Pernikahan adalah idaman setiap orang karena dengan pernikahan, akan terbentuk keluarga baru, melahirkan anak-anak sebagai generasi penerus dan juga akan terbentuk adanya harta bersama yang menjadi milik keluarga tersebut. Tentu akan sangat mustahil suatu keluarga bisa bertahan apabila tanda didukung dengan harta, meskipun mengenai jumlah harta yang dimiliki oleh masing-masing keluarga bersifat relatif, tidak ada ketentuan bahwa keluarga dengan harta yang banyak pasti akan menjadi keluaarga yang bahagia.
      Namun setidaknya,keberadaan suatu keluarga pasti akan didukung dengan keberadaan harta milik keluarga tersebut, yang bisa berasal dari harta bawaan yaitu harta yang berasal dari masing-masing orang yang akan menikah atau harta yang diperoleh selama pernikahan. Harta yang diperoleh selama pernikahan ini yang disebut dengan istilah HARTA BERSAMA.
Dalam Pasal 35 UU Nomor 1 Tahun 1974 tentang Perkawinan dikenal harta bersama. Dalam pasal tersebut, harta dalam perkawinan (rumah tangga) dibedakan menjadi:
- Harta yang diperoleh selama perkawinan yang menjadi "harta bersama"; dan
- Harta bawaan masing-masing suami istri, baik harta tersebut diperoleh sebelum menikah atau dalam pernikahan yang diperoleh masing-masing sebagai harta pribadi, contohnya, hadiah atau warisan. Harta pribadi sepenuhnya berada di bawah penguasaan masing-masing sepanjang para pihak tidak menentukan lain.

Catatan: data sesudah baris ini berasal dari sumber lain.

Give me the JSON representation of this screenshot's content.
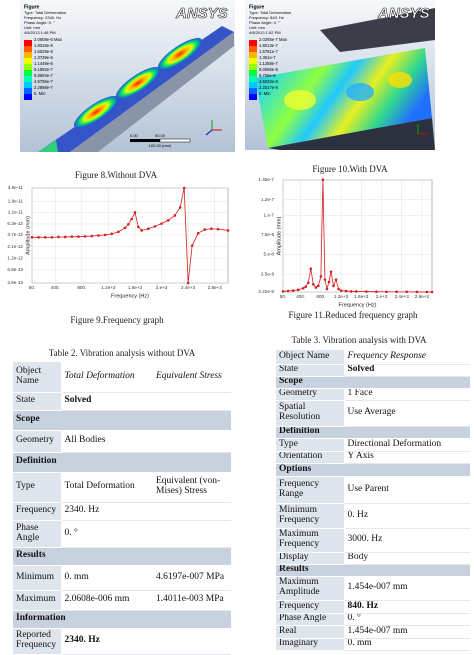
{
  "figure8": {
    "caption": "Figure 8.Without DVA",
    "image": {
      "title": "Figure",
      "lines": [
        "Type: Total Deformation",
        "Frequency: 2340. Hz",
        "Phase Angle: 0. °",
        "Unit: mm",
        "4/6/2013 1:48 PM"
      ],
      "legend": [
        "2.0608e-6 Max",
        "1.8318e-6",
        "1.6029e-6",
        "1.3739e-6",
        "1.1449e-6",
        "9.1592e-7",
        "6.8694e-7",
        "4.5796e-7",
        "2.2898e-7",
        "0. Min"
      ],
      "logo": "ANSYS",
      "scale": [
        "0.00",
        "100.00 (mm)",
        "50.00"
      ]
    }
  },
  "figure9": {
    "caption": "Figure 9.Frequency graph",
    "chart": {
      "type": "line",
      "x_label": "Frequency (Hz)",
      "y_label": "Amplitude (mm)",
      "color": "#d42020",
      "grid": true,
      "ylog": true,
      "xlim": [
        50,
        3000
      ],
      "ylim": [
        3.6e-13,
        3.6e-11
      ],
      "xticks": [
        {
          "value": 50,
          "label": "50."
        },
        {
          "value": 400,
          "label": "400."
        },
        {
          "value": 800,
          "label": "800."
        },
        {
          "value": 1200,
          "label": "1.2e+3"
        },
        {
          "value": 1600,
          "label": "1.6e+3"
        },
        {
          "value": 2000,
          "label": "2.e+3"
        },
        {
          "value": 2400,
          "label": "2.4e+3"
        },
        {
          "value": 2800,
          "label": "2.8e+3"
        }
      ],
      "yticks": [
        3.6e-11,
        1.9e-11,
        1.1e-11,
        6.3e-12,
        3.7e-12,
        2.1e-12,
        1.2e-12,
        6.8e-13,
        3.6e-13
      ],
      "x": [
        50,
        150,
        250,
        350,
        450,
        550,
        650,
        750,
        850,
        950,
        1050,
        1150,
        1250,
        1350,
        1450,
        1500,
        1550,
        1600,
        1650,
        1700,
        1800,
        1900,
        2000,
        2100,
        2200,
        2280,
        2340,
        2400,
        2460,
        2550,
        2650,
        2750,
        2850,
        3000
      ],
      "values": [
        3.3e-12,
        3.3e-12,
        3.3e-12,
        3.3e-12,
        3.35e-12,
        3.35e-12,
        3.4e-12,
        3.4e-12,
        3.45e-12,
        3.5e-12,
        3.6e-12,
        3.7e-12,
        3.9e-12,
        4.3e-12,
        5.2e-12,
        6.2e-12,
        8e-12,
        1.1e-11,
        5.5e-12,
        4.6e-12,
        5e-12,
        5.6e-12,
        6.4e-12,
        7.5e-12,
        9.5e-12,
        1.4e-11,
        3.6e-11,
        3.6e-13,
        2.2e-12,
        4e-12,
        4.8e-12,
        5e-12,
        4.9e-12,
        4.6e-12
      ]
    }
  },
  "figure10": {
    "caption": "Figure 10.With DVA",
    "image": {
      "title": "Figure",
      "lines": [
        "Type: Total Deformation",
        "Frequency: 840. Hz",
        "Phase Angle: 0. °",
        "Unit: mm",
        "4/6/2013 1:52 PM"
      ],
      "legend": [
        "2.0265e-7 Max",
        "1.8013e-7",
        "1.5761e-7",
        "1.351e-7",
        "1.1258e-7",
        "9.0066e-8",
        "6.755e-8",
        "4.5033e-8",
        "2.2517e-8",
        "0. Min"
      ],
      "logo": "ANSYS"
    }
  },
  "figure11": {
    "caption": "Figure 11.Reduced frequency graph",
    "chart": {
      "type": "line",
      "x_label": "Frequency (Hz)",
      "y_label": "Amplitude (mm)",
      "color": "#d42020",
      "grid": true,
      "ylog": false,
      "xlim": [
        50,
        3000
      ],
      "ylim": [
        2.22e-09,
        1.45e-07
      ],
      "xticks": [
        {
          "value": 50,
          "label": "50."
        },
        {
          "value": 400,
          "label": "400."
        },
        {
          "value": 800,
          "label": "800."
        },
        {
          "value": 1200,
          "label": "1.2e+3"
        },
        {
          "value": 1600,
          "label": "1.6e+3"
        },
        {
          "value": 2000,
          "label": "2.e+3"
        },
        {
          "value": 2400,
          "label": "2.4e+3"
        },
        {
          "value": 2800,
          "label": "2.8e+3"
        }
      ],
      "yticks": [
        1.45e-07,
        1.2e-07,
        {
          "value": 1e-07,
          "label": "1.e-7"
        },
        7.5e-08,
        {
          "value": 5e-08,
          "label": "5.e-8"
        },
        2.5e-08,
        2.22e-09
      ],
      "x": [
        50,
        150,
        250,
        350,
        450,
        500,
        550,
        600,
        650,
        700,
        750,
        800,
        840,
        880,
        920,
        960,
        1000,
        1050,
        1100,
        1150,
        1200,
        1300,
        1400,
        1500,
        1700,
        1900,
        2100,
        2300,
        2500,
        2700,
        2900,
        3000
      ],
      "values": [
        3e-09,
        3.5e-09,
        4e-09,
        5e-09,
        7e-09,
        9e-09,
        1.4e-08,
        3.2e-08,
        1.2e-08,
        8e-09,
        1e-08,
        2.2e-08,
        1.454e-07,
        1.8e-08,
        6e-09,
        1.5e-08,
        2.8e-08,
        1e-08,
        1.8e-08,
        6e-09,
        4e-09,
        3.5e-09,
        3e-09,
        3e-09,
        2.8e-09,
        2.6e-09,
        2.5e-09,
        2.4e-09,
        2.4e-09,
        2.3e-09,
        2.3e-09,
        2.22e-09
      ]
    }
  },
  "table2": {
    "caption": "Table 2. Vibration analysis without DVA",
    "rows": [
      [
        "Object Name",
        "Total Deformation",
        "Equivalent Stress"
      ],
      [
        "State",
        "Solved"
      ],
      [
        "Scope"
      ],
      [
        "Geometry",
        "All Bodies"
      ],
      [
        "Definition"
      ],
      [
        "Type",
        "Total Deformation",
        "Equivalent (von-Mises) Stress"
      ],
      [
        "Frequency",
        "2340. Hz"
      ],
      [
        "Phase Angle",
        "0. °"
      ],
      [
        "Results"
      ],
      [
        "Minimum",
        "0. mm",
        "4.6197e-007 MPa"
      ],
      [
        "Maximum",
        "2.0608e-006 mm",
        "1.4011e-003 MPa"
      ],
      [
        "Information"
      ],
      [
        "Reported Frequency",
        "2340. Hz"
      ]
    ]
  },
  "table3": {
    "caption": "Table 3. Vibration analysis with DVA",
    "rows": [
      [
        "Object Name",
        "Frequency Response"
      ],
      [
        "State",
        "Solved"
      ],
      [
        "Scope"
      ],
      [
        "Geometry",
        "1 Face"
      ],
      [
        "Spatial Resolution",
        "Use Average"
      ],
      [
        "Definition"
      ],
      [
        "Type",
        "Directional Deformation"
      ],
      [
        "Orientation",
        "Y Axis"
      ],
      [
        "Options"
      ],
      [
        "Frequency Range",
        "Use Parent"
      ],
      [
        "Minimum Frequency",
        "0. Hz"
      ],
      [
        "Maximum Frequency",
        "3000. Hz"
      ],
      [
        "Display",
        "Body"
      ],
      [
        "Results"
      ],
      [
        "Maximum Amplitude",
        "1.454e-007 mm"
      ],
      [
        "Frequency",
        "840. Hz"
      ],
      [
        "Phase Angle",
        "0. °"
      ],
      [
        "Real",
        "1.454e-007 mm"
      ],
      [
        "Imaginary",
        "0. mm"
      ]
    ]
  }
}
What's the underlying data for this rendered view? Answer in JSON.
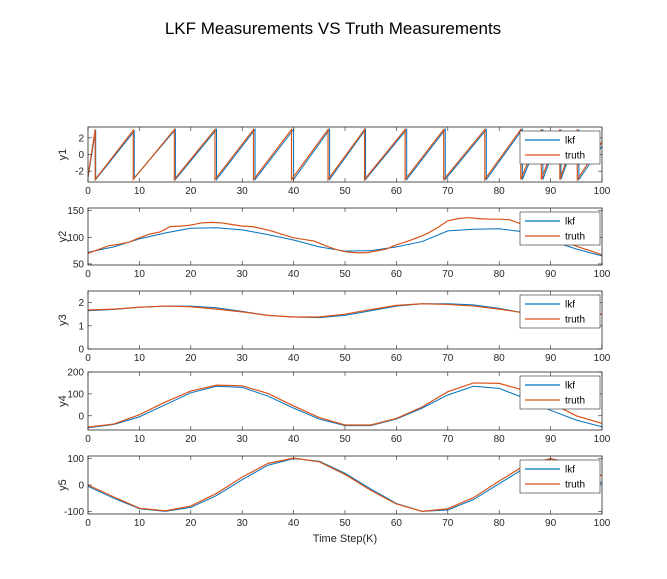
{
  "figure": {
    "title": "LKF Measurements VS Truth Measurements",
    "xlabel": "Time Step(K)"
  },
  "colors": {
    "lkf": "#0072BD",
    "truth": "#D95319",
    "axes": "#262626",
    "background": "#ffffff"
  },
  "chart_data": [
    {
      "type": "line",
      "ylabel": "y1",
      "xlim": [
        0,
        100
      ],
      "ylim": [
        -3.3,
        3.3
      ],
      "xticks": [
        0,
        10,
        20,
        30,
        40,
        50,
        60,
        70,
        80,
        90,
        100
      ],
      "yticks": [
        -2,
        0,
        2
      ],
      "legend": "top-right",
      "series": [
        {
          "name": "lkf",
          "x": [
            0,
            1.5,
            1.5,
            9,
            9,
            17,
            17,
            25,
            25,
            32.5,
            32.5,
            40,
            40,
            47,
            47,
            54,
            54,
            62,
            62,
            69.5,
            69.5,
            77.5,
            77.5,
            84.5,
            84.5,
            88.5,
            88.5,
            92,
            92,
            95.5,
            95.5,
            100
          ],
          "y": [
            -2.8,
            3,
            -3,
            2.8,
            -2.8,
            3,
            -3,
            3,
            -3,
            3,
            -3,
            3,
            -3,
            3,
            -3,
            3,
            -3,
            3,
            -3,
            3,
            -3,
            3,
            -3,
            3,
            -3,
            3,
            -3,
            3,
            -3,
            3,
            -3,
            1
          ]
        },
        {
          "name": "truth",
          "x": [
            0,
            1.4,
            1.4,
            8.8,
            8.8,
            16.8,
            16.8,
            24.7,
            24.7,
            32.2,
            32.2,
            39.6,
            39.6,
            46.7,
            46.7,
            53.8,
            53.8,
            61.7,
            61.7,
            69.2,
            69.2,
            77.2,
            77.2,
            84.2,
            84.2,
            88.2,
            88.2,
            91.8,
            91.8,
            95.2,
            95.2,
            100
          ],
          "y": [
            -2.6,
            3,
            -3,
            2.9,
            -3,
            3,
            -3,
            3,
            -3,
            3,
            -3,
            3,
            -3,
            3,
            -3,
            3,
            -3,
            3,
            -3,
            3,
            -3,
            3,
            -3,
            3,
            -3,
            3,
            -3,
            3,
            -3,
            3,
            -3,
            1.5
          ]
        }
      ]
    },
    {
      "type": "line",
      "ylabel": "y2",
      "xlim": [
        0,
        100
      ],
      "ylim": [
        48,
        155
      ],
      "xticks": [
        0,
        10,
        20,
        30,
        40,
        50,
        60,
        70,
        80,
        90,
        100
      ],
      "yticks": [
        50,
        100,
        150
      ],
      "legend": "top-right",
      "series": [
        {
          "name": "lkf",
          "x": [
            0,
            5,
            10,
            15,
            20,
            25,
            30,
            35,
            40,
            45,
            50,
            55,
            60,
            65,
            70,
            75,
            80,
            85,
            90,
            95,
            100
          ],
          "y": [
            72,
            82,
            97,
            108,
            117,
            118,
            114,
            105,
            95,
            82,
            74,
            75,
            82,
            92,
            112,
            115,
            116,
            110,
            94,
            78,
            65
          ]
        },
        {
          "name": "truth",
          "x": [
            0,
            2,
            4,
            6,
            8,
            10,
            12,
            14,
            16,
            18,
            20,
            22,
            24,
            26,
            28,
            30,
            32,
            34,
            36,
            38,
            40,
            42,
            44,
            46,
            48,
            50,
            52,
            54,
            56,
            58,
            60,
            62,
            64,
            66,
            68,
            70,
            72,
            74,
            76,
            78,
            80,
            82,
            84,
            86,
            88,
            90,
            92,
            94,
            96,
            98,
            100
          ],
          "y": [
            70,
            77,
            84,
            87,
            91,
            99,
            106,
            110,
            120,
            121,
            123,
            127,
            128,
            127,
            124,
            121,
            120,
            116,
            111,
            105,
            99,
            96,
            93,
            85,
            78,
            73,
            71,
            71,
            74,
            78,
            86,
            92,
            99,
            107,
            118,
            131,
            135,
            137,
            135,
            134,
            134,
            133,
            126,
            120,
            113,
            103,
            95,
            87,
            80,
            74,
            67
          ]
        }
      ]
    },
    {
      "type": "line",
      "ylabel": "y3",
      "xlim": [
        0,
        100
      ],
      "ylim": [
        0,
        2.5
      ],
      "xticks": [
        0,
        10,
        20,
        30,
        40,
        50,
        60,
        70,
        80,
        90,
        100
      ],
      "yticks": [
        0,
        1,
        2
      ],
      "legend": "top-right",
      "series": [
        {
          "name": "lkf",
          "x": [
            0,
            5,
            10,
            15,
            20,
            25,
            30,
            35,
            40,
            45,
            50,
            55,
            60,
            65,
            70,
            75,
            80,
            85,
            90,
            95,
            100
          ],
          "y": [
            1.65,
            1.7,
            1.8,
            1.85,
            1.85,
            1.78,
            1.62,
            1.45,
            1.38,
            1.35,
            1.45,
            1.65,
            1.85,
            1.95,
            1.95,
            1.9,
            1.75,
            1.55,
            1.45,
            1.45,
            1.5
          ]
        },
        {
          "name": "truth",
          "x": [
            0,
            5,
            10,
            15,
            20,
            25,
            30,
            35,
            40,
            45,
            50,
            55,
            60,
            65,
            70,
            75,
            80,
            85,
            90,
            95,
            100
          ],
          "y": [
            1.68,
            1.72,
            1.8,
            1.85,
            1.82,
            1.72,
            1.6,
            1.45,
            1.38,
            1.38,
            1.5,
            1.7,
            1.88,
            1.95,
            1.92,
            1.85,
            1.72,
            1.55,
            1.45,
            1.45,
            1.5
          ]
        }
      ]
    },
    {
      "type": "line",
      "ylabel": "y4",
      "xlim": [
        0,
        100
      ],
      "ylim": [
        -65,
        200
      ],
      "xticks": [
        0,
        10,
        20,
        30,
        40,
        50,
        60,
        70,
        80,
        90,
        100
      ],
      "yticks": [
        0,
        100,
        200
      ],
      "legend": "top-right",
      "series": [
        {
          "name": "lkf",
          "x": [
            0,
            5,
            10,
            15,
            20,
            25,
            30,
            35,
            40,
            45,
            50,
            55,
            60,
            65,
            70,
            75,
            80,
            85,
            90,
            95,
            100
          ],
          "y": [
            -55,
            -40,
            -5,
            50,
            105,
            135,
            130,
            90,
            35,
            -15,
            -45,
            -45,
            -15,
            35,
            95,
            135,
            125,
            80,
            25,
            -20,
            -50
          ]
        },
        {
          "name": "truth",
          "x": [
            0,
            5,
            10,
            15,
            20,
            25,
            30,
            35,
            40,
            45,
            50,
            55,
            60,
            65,
            70,
            75,
            80,
            85,
            90,
            95,
            100
          ],
          "y": [
            -52,
            -38,
            5,
            62,
            113,
            140,
            137,
            102,
            45,
            -8,
            -42,
            -42,
            -12,
            40,
            110,
            150,
            148,
            115,
            60,
            0,
            -35
          ]
        }
      ]
    },
    {
      "type": "line",
      "ylabel": "y5",
      "xlim": [
        0,
        100
      ],
      "ylim": [
        -110,
        110
      ],
      "xticks": [
        0,
        10,
        20,
        30,
        40,
        50,
        60,
        70,
        80,
        90,
        100
      ],
      "yticks": [
        -100,
        0,
        100
      ],
      "legend": "top-right",
      "series": [
        {
          "name": "lkf",
          "x": [
            0,
            5,
            10,
            15,
            20,
            25,
            30,
            35,
            40,
            45,
            50,
            55,
            60,
            65,
            70,
            75,
            80,
            85,
            90,
            95,
            100
          ],
          "y": [
            -5,
            -50,
            -90,
            -100,
            -85,
            -40,
            20,
            75,
            100,
            90,
            45,
            -15,
            -70,
            -100,
            -95,
            -55,
            5,
            65,
            100,
            80,
            5
          ]
        },
        {
          "name": "truth",
          "x": [
            0,
            5,
            10,
            15,
            20,
            25,
            30,
            35,
            40,
            45,
            50,
            55,
            60,
            65,
            70,
            75,
            80,
            85,
            90,
            95,
            100
          ],
          "y": [
            0,
            -45,
            -88,
            -98,
            -80,
            -32,
            30,
            82,
            102,
            88,
            40,
            -20,
            -72,
            -100,
            -90,
            -48,
            15,
            75,
            100,
            78,
            35
          ]
        }
      ]
    }
  ]
}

Kemudian, pertanyaannya, apakah dalam Hukum Islam sebagaimana diatur dalam Kompilasi Hukum Islam (KHI) juga dikenal dengan Harta Bersama? Di dalam Pasal 85 -- Pasal 97 Kompilasi Hukum Islam (KHI), disebut bahwa harta perkawinan dapat dibagi atas:
- Harta bawaan suami, yaitu harta yang dibawa suami sejak sebelum perkawinan;
- Harta bawaan istri, yaitu harta yang dibawanya sejak sebelum perkawinan;
- Harta bersama suami istri, yaitu harta benda yang diperoleh selama perkawinan yang menjadi harta bersama suami istri;
- Harta hasil dari hadiah, hibah, waris, dan shadaqah suami, yaitu harta yang diperolehnya sebagai hadiah atau warisan;
- Harta hasil hadiah, hibah, waris, dan shadaqah istri, yaitu harta yang diperolehnya sebagai hadiah atau warisan.
T. M. Hasbi Ash Shiddiqie dalam buku Pedoman Rumah Tangga (hal. 9), berpendapat bahwa dengan perkawinan, menjadikan sang istri syirkatur rojuli filhayati (kongsi sekutu seorang suami dalam melayani bahtera hidup), maka antara suami istri dapat terjadi syarikah abadan (perkongsian tidak terbatas).
Itulah sebabnya di Pengadilan Agama ketika ada orang Islam bercerai dan mempersoalkan harta yang diperoleh selama perkawinan, maka akan dipertimbangkan harta dalam perkawinan sebagaimana ketentuan Pasal 35 UU Perkawinan dan Pasal 85 -- Pasal 97 KHI.
Kompilasi Hukum Islam (KHI) memandang bahwa dengan adanya aqd perkawinan, terjadilah syirkah baik dalam harta dan lain-lain, sehingga apabila terjadi perceraian baik cerai hidup atau mati, masing-masing mendapatkan sebagian dari harta bersama sedangkan pembagian harta bersama ini dalam KHI bukan sesuatu yang mutlak, karena pada prinsipnya filosaofi dalam pembagian harta bersama adalah nilai yang dapat dicapai dengan musyawarah yang didasari prinsip perlindungan hukum, keimanan, keadilan, keseimbangan, musyawarah dan kasih sayang.
Jadi kesimpulannya, berkaitan dengan harta bersama ini, maka pembagiannya ketika terjadi perceraian baik cerai hidup atau mati adalah :
- Untuk Hukum Perdata Barat, harta bersama dibagi rata yaitu masing-masing menerima 50%;
- Dalam Kompilasi Hukum Islam, meski mengakui adanya harta bersama namun pembagiannya tidak mutlak harus dibagi rata namun bisa bersadarkan musyawarah ataupun berdasarkan kepentingan yang lain misalnya kepentingan pendidikan anak.